Does that sound insane? It shouldn’t. We have our own brand of delusion, don’t we?
A new study involved paying regular Fox viewers to switch and watch CNN for a month. The findings were somewhat predictable and included (but were not limited to):
Partisan media hides information from voters.
Partisan media hurts democracies.
Partisan media are committed to presenting a limited amount of topics on which to focus (for instance, racial issues on Fox).
How could Americans be so deluded? Why aren’t we out protesting, well, a host of things? A steady diet of one particular media — any media — does not encourage critical thinking. Instead, such a diet creates an echo chamber in which the news consumer partakes strictly in information that reaffirms what that news consumer already believes to be true. Unlike in Russia, in the United States, people purposefully lock themselves into their own curated information bubbles, and then they act as if they have all the facts. It is what has allowed so many deluded people to continue to insist that TFG won in ‘20, and that vaccinations are bad for you.
How much do we love our bubbles? Sadly, after the month spent watching CNN, Fox viewers went back to Rupert Murdoch’s swill.

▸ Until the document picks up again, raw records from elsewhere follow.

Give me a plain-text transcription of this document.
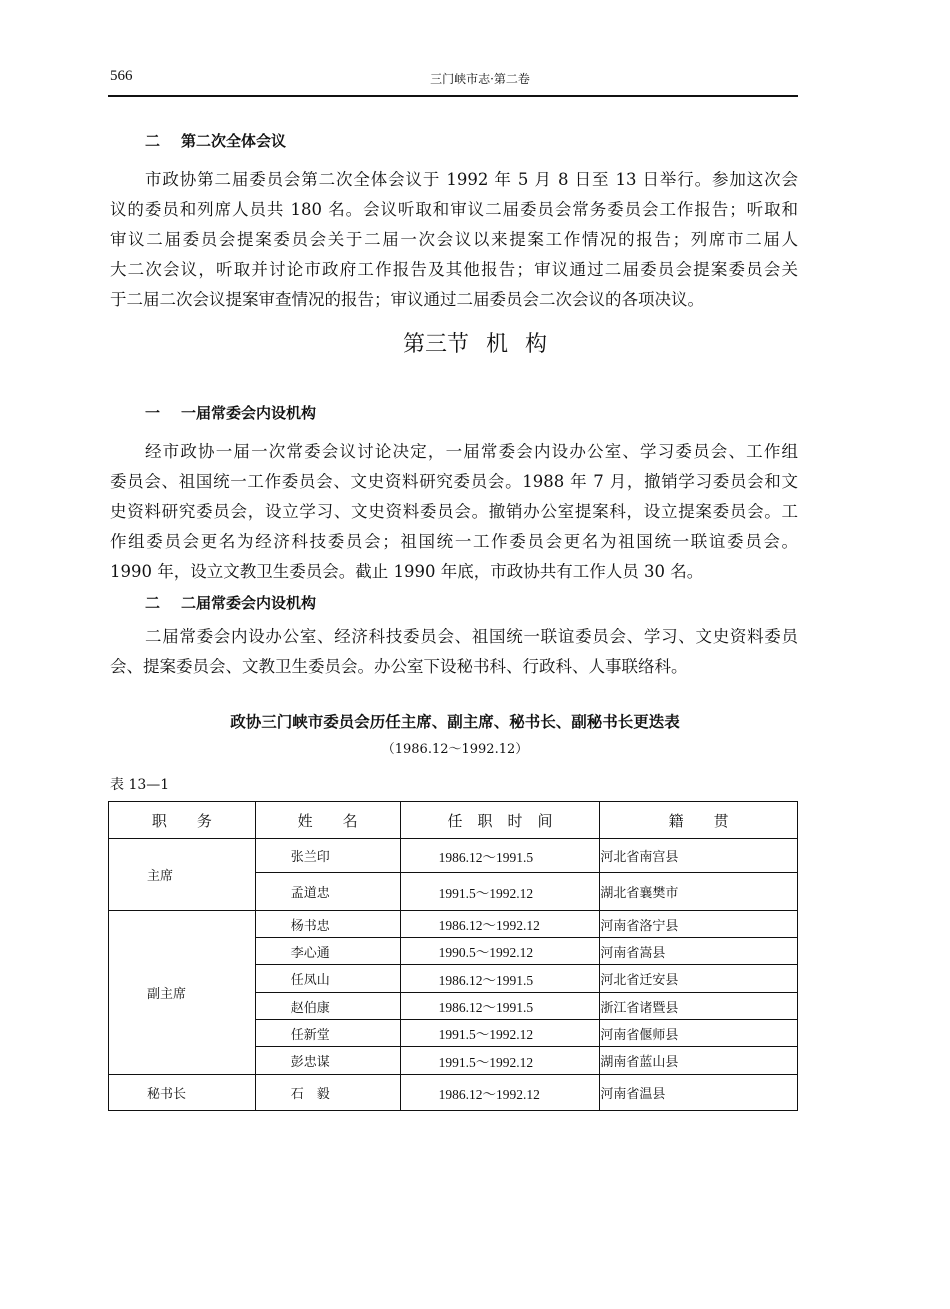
566	三门峡市志·第二卷
二 第二次全体会议
市政协第二届委员会第二次全体会议于 1992 年 5 月 8 日至 13 日举行。参加这次会
议的委员和列席人员共 180 名。会议听取和审议二届委员会常务委员会工作报告；听取和
审议二届委员会提案委员会关于二届一次会议以来提案工作情况的报告；列席市二届人
大二次会议，听取并讨论市政府工作报告及其他报告；审议通过二届委员会提案委员会关
于二届二次会议提案审查情况的报告；审议通过二届委员会二次会议的各项决议。
第三节 机 构
一 一届常委会内设机构
经市政协一届一次常委会议讨论决定，一届常委会内设办公室、学习委员会、工作组
委员会、祖国统一工作委员会、文史资料研究委员会。1988 年 7 月，撤销学习委员会和文
史资料研究委员会，设立学习、文史资料委员会。撤销办公室提案科，设立提案委员会。工
作组委员会更名为经济科技委员会；祖国统一工作委员会更名为祖国统一联谊委员会。
1990 年，设立文教卫生委员会。截止 1990 年底，市政协共有工作人员 30 名。
二 二届常委会内设机构
二届常委会内设办公室、经济科技委员会、祖国统一联谊委员会、学习、文史资料委员
会、提案委员会、文教卫生委员会。办公室下设秘书科、行政科、人事联络科。
政协三门峡市委员会历任主席、副主席、秘书长、副秘书长更迭表
（1986.12～1992.12）
表 13—1
职　　务	姓　　名	任　职　时　间	籍　　贯
主席	张兰印	1986.12～1991.5	河北省南宫县
	孟道忠	1991.5～1992.12	湖北省襄樊市
副主席	杨书忠	1986.12～1992.12	河南省洛宁县
	李心通	1990.5～1992.12	河南省嵩县
	任凤山	1986.12～1991.5	河北省迁安县
	赵伯康	1986.12～1991.5	浙江省诸暨县
	任新堂	1991.5～1992.12	河南省偃师县
	彭忠谋	1991.5～1992.12	湖南省蓝山县
秘书长	石　毅	1986.12～1992.12	河南省温县
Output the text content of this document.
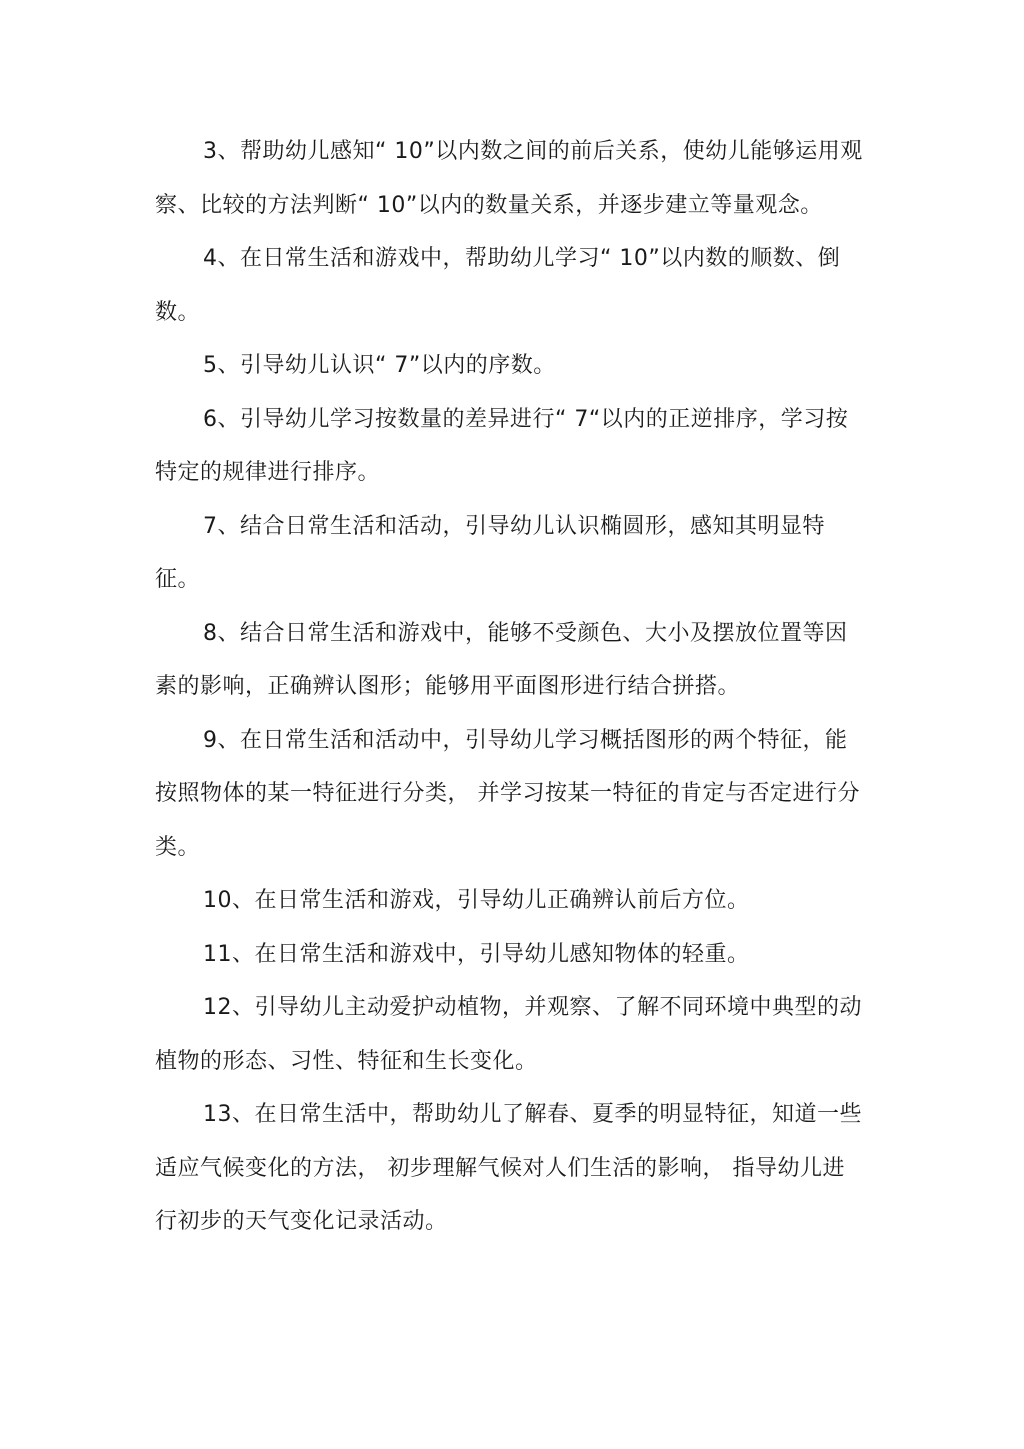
3、帮助幼儿感知“ 10”以内数之间的前后关系，使幼儿能够运用观察、比较的方法判断“ 10”以内的数量关系，并逐步建立等量观念。

4、在日常生活和游戏中，帮助幼儿学习“ 10”以内数的顺数、倒数。

5、引导幼儿认识“ 7”以内的序数。

6、引导幼儿学习按数量的差异进行“ 7“以内的正逆排序，学习按特定的规律进行排序。

7、结合日常生活和活动，引导幼儿认识椭圆形，感知其明显特征。

8、结合日常生活和游戏中，能够不受颜色、大小及摆放位置等因素的影响，正确辨认图形；能够用平面图形进行结合拼搭。

9、在日常生活和活动中，引导幼儿学习概括图形的两个特征，能按照物体的某一特征进行分类， 并学习按某一特征的肯定与否定进行分类。

10、在日常生活和游戏，引导幼儿正确辨认前后方位。

11、在日常生活和游戏中，引导幼儿感知物体的轻重。

12、引导幼儿主动爱护动植物，并观察、了解不同环境中典型的动植物的形态、习性、特征和生长变化。

13、在日常生活中，帮助幼儿了解春、夏季的明显特征，知道一些适应气候变化的方法， 初步理解气候对人们生活的影响， 指导幼儿进行初步的天气变化记录活动。
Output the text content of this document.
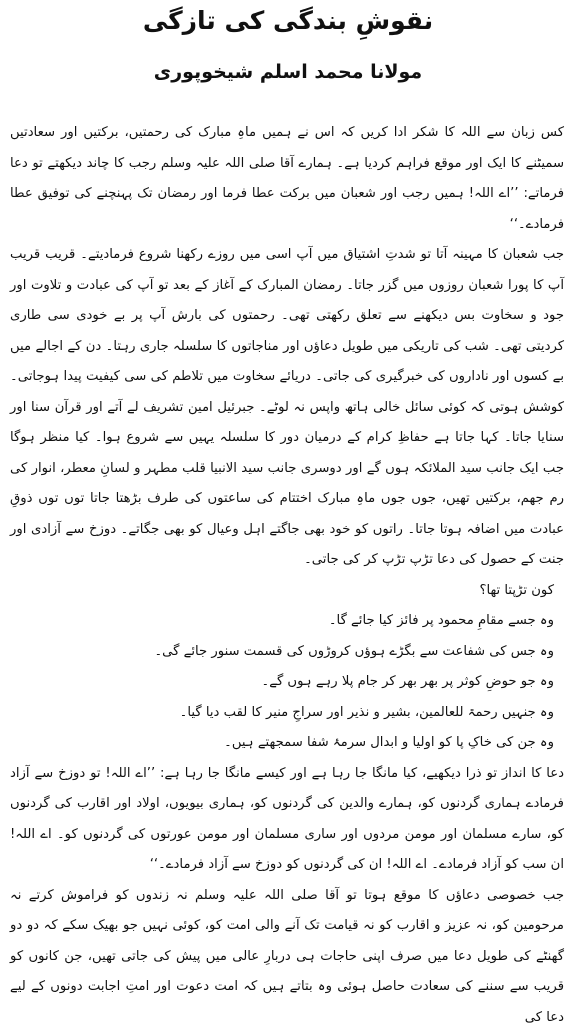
نقوشِ بندگی کی تازگی
مولانا محمد اسلم شیخوپوری

کس زبان سے اللہ کا شکر ادا کریں کہ اس نے ہمیں ماہِ مبارک کی رحمتیں، برکتیں اور سعادتیں سمیٹنے کا ایک اور موقع فراہم کردیا ہے۔ ہمارے آقا صلی اللہ علیہ وسلم رجب کا چاند دیکھتے تو دعا فرماتے: ’’اے اللہ! ہمیں رجب اور شعبان میں برکت عطا فرما اور رمضان تک پہنچنے کی توفیق عطا فرمادے۔‘‘

جب شعبان کا مہینہ آتا تو شدتِ اشتیاق میں آپ اسی میں روزے رکھنا شروع فرمادیتے۔ قریب قریب آپ کا پورا شعبان روزوں میں گزر جاتا۔ رمضان المبارک کے آغاز کے بعد تو آپ کی عبادت و تلاوت اور جود و سخاوت بس دیکھنے سے تعلق رکھتی تھی۔ رحمتوں کی بارش آپ پر بے خودی سی طاری کردیتی تھی۔ شب کی تاریکی میں طویل دعاؤں اور مناجاتوں کا سلسلہ جاری رہتا۔ دن کے اجالے میں بے کسوں اور ناداروں کی خبرگیری کی جاتی۔ دریائے سخاوت میں تلاطم کی سی کیفیت پیدا ہوجاتی۔ کوشش ہوتی کہ کوئی سائل خالی ہاتھ واپس نہ لوٹے۔ جبرئیل امین تشریف لے آتے اور قرآن سنا اور سنایا جاتا۔ کہا جاتا ہے حفاظِ کرام کے درمیان دور کا سلسلہ یہیں سے شروع ہوا۔ کیا منظر ہوگا جب ایک جانب سید الملائکہ ہوں گے اور دوسری جانب سید الانبیا قلب مطہر و لسانِ معطر، انوار کی رم جھم، برکتیں تھیں، جوں جوں ماہِ مبارک اختتام کی ساعتوں کی طرف بڑھتا جاتا توں توں ذوقِ عبادت میں اضافہ ہوتا جاتا۔ راتوں کو خود بھی جاگتے اہل وعیال کو بھی جگاتے۔ دوزخ سے آزادی اور جنت کے حصول کی دعا تڑپ تڑپ کر کی جاتی۔

کون تڑپتا تھا؟

وہ جسے مقامِ محمود پر فائز کیا جائے گا۔
وہ جس کی شفاعت سے بگڑے ہوؤں کروڑوں کی قسمت سنور جائے گی۔
وہ جو حوضِ کوثر پر بھر بھر کر جام پلا رہے ہوں گے۔
وہ جنہیں رحمۃ للعالمین، بشیر و نذیر اور سراجِ منیر کا لقب دیا گیا۔
وہ جن کی خاکِ پا کو اولیا و ابدال سرمۂ شفا سمجھتے ہیں۔

دعا کا انداز تو ذرا دیکھیے، کیا مانگا جا رہا ہے اور کیسے مانگا جا رہا ہے: ’’اے اللہ! تو دوزخ سے آزاد فرمادے ہماری گردنوں کو، ہمارے والدین کی گردنوں کو، ہماری بیویوں، اولاد اور اقارب کی گردنوں کو، سارے مسلمان اور مومن مردوں اور ساری مسلمان اور مومن عورتوں کی گردنوں کو۔ اے اللہ! ان سب کو آزاد فرمادے۔ اے اللہ! ان کی گردنوں کو دوزخ سے آزاد فرمادے۔‘‘

جب خصوصی دعاؤں کا موقع ہوتا تو آقا صلی اللہ علیہ وسلم نہ زندوں کو فراموش کرتے نہ مرحومین کو، نہ عزیز و اقارب کو نہ قیامت تک آنے والی امت کو، کوئی نہیں جو بھیک سکے کہ دو دو گھنٹے کی طویل دعا میں صرف اپنی حاجات ہی دربارِ عالی میں پیش کی جاتی تھیں، جن کانوں کو قریب سے سننے کی سعادت حاصل ہوئی وہ بتاتے ہیں کہ امت دعوت اور امتِ اجابت دونوں کے لیے دعا کی
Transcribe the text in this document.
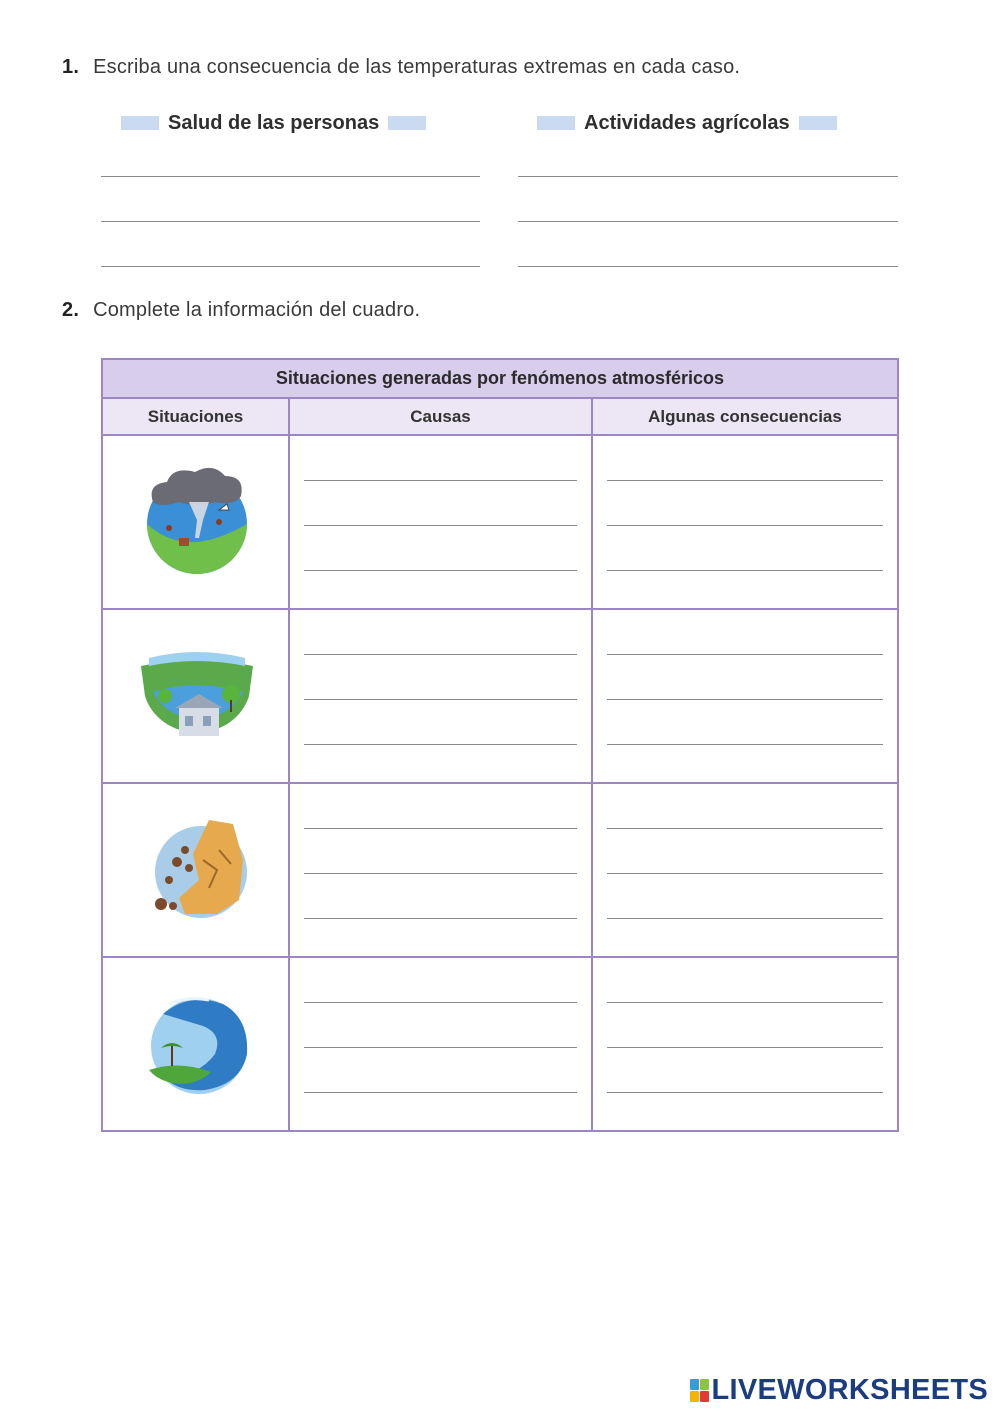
1. Escriba una consecuencia de las temperaturas extremas en cada caso.
Salud de las personas	Actividades agrícolas
2. Complete la información del cuadro.
Situaciones generadas por fenómenos atmosféricos		
Situaciones	Causas	Algunas consecuencias

LIVEWORKSHEETS
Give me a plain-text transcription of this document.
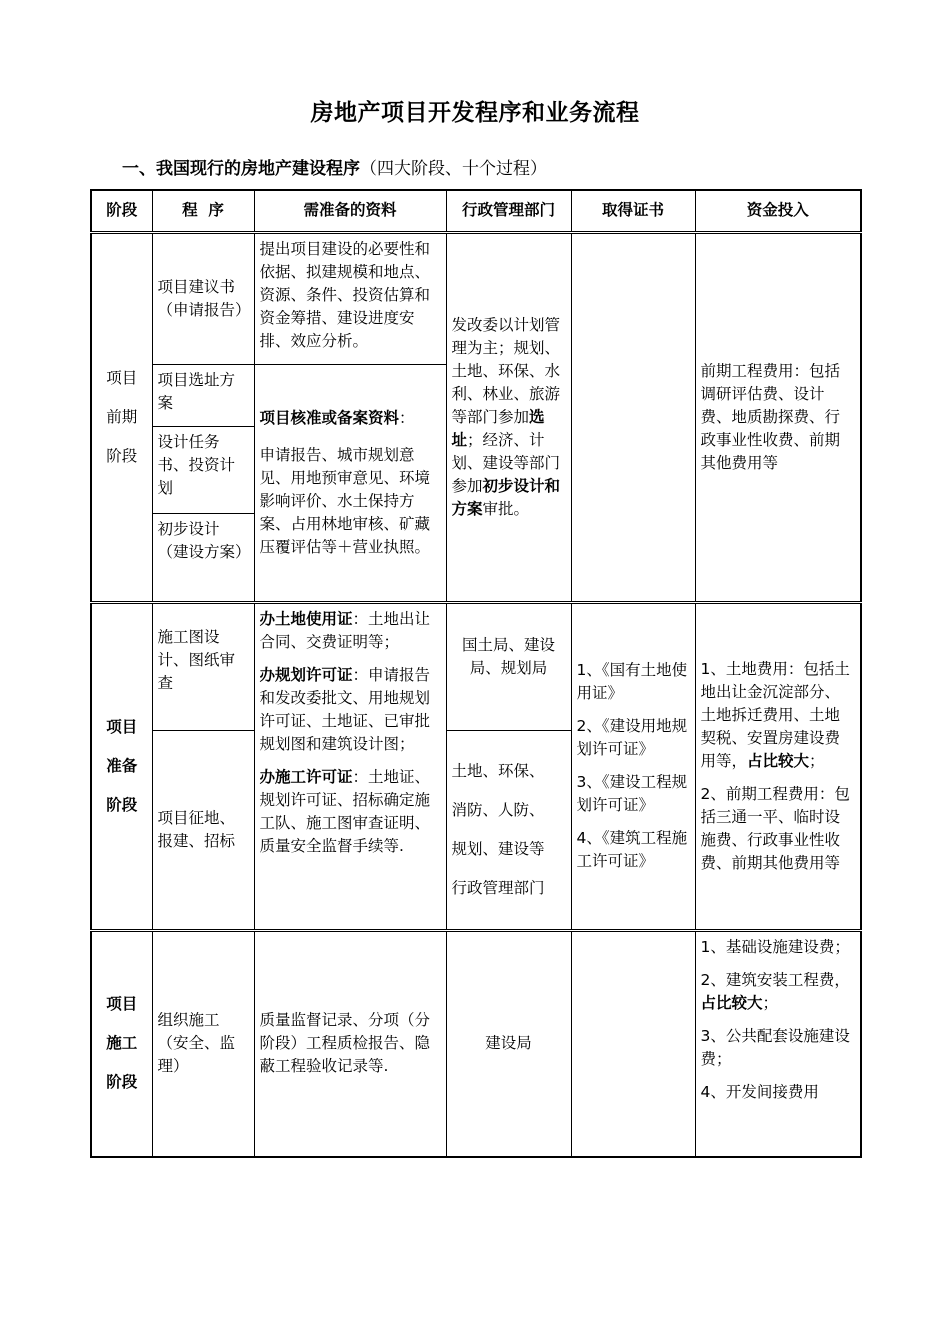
房地产项目开发程序和业务流程
一、我国现行的房地产建设程序（四大阶段、十个过程）
阶段	程  序	需准备的资料	行政管理部门	取得证书	资金投入
项目
前期
阶段	项目建议书（申请报告）	提出项目建设的必要性和依据、拟建规模和地点、资源、条件、投资估算和资金筹措、建设进度安排、效应分析。	发改委以计划管理为主；规划、土地、环保、水利、林业、旅游等部门参加选址；经济、计划、建设等部门参加初步设计和方案审批。		前期工程费用：包括调研评估费、设计费、地质勘探费、行政事业性收费、前期其他费用等
	项目选址方案	项目核准或备案资料：
申请报告、城市规划意见、用地预审意见、环境影响评价、水土保持方案、占用林地审核、矿藏压覆评估等＋营业执照。			

	设计任务书、投资计划				
	初步设计（建设方案）				
项目
准备
阶段	施工图设计、图纸审查	办土地使用证：土地出让合同、交费证明等；
办规划许可证：申请报告和发改委批文、用地规划许可证、土地证、已审批规划图和建筑设计图；
办施工许可证：土地证、规划许可证、招标确定施工队、施工图审查证明、质量安全监督手续等.	国土局、建设局、规划局	1、《国有土地使用证》
2、《建设用地规划许可证》
3、《建设工程规划许可证》
4、《建筑工程施工许可证》	1、土地费用：包括土地出让金沉淀部分、土地拆迁费用、土地契税、安置房建设费用等，占比较大；
2、前期工程费用：包括三通一平、临时设施费、行政事业性收费、前期其他费用等

	项目征地、报建、招标		土地、环保、
消防、人防、
规划、建设等
行政管理部门		
项目
施工
阶段	组织施工（安全、监理）	质量监督记录、分项（分阶段）工程质检报告、隐蔽工程验收记录等.	建设局		1、基础设施建设费；
2、建筑安装工程费，占比较大；
3、公共配套设施建设费；
4、开发间接费用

Stalin killed millions of Russians so maybe they put ‘surviving’ totalitarianism over protesting it?
In addition:
In the United States we seem to have a set of communities focused on purity, on being kept from possible infection by points of view not held by their insiders and by facts not supportive of community principles. While there are some verbal pigeons of those not deemed sufficiently left, on the left, it doesn't seem to be so much a purity thing as a valve for excess energies that recognize a hard time getting a fingernail under the edge of societal problems.
Purity cultures worry me a lot. I don't like the pastoral epistles, but where's the Titus 1:15?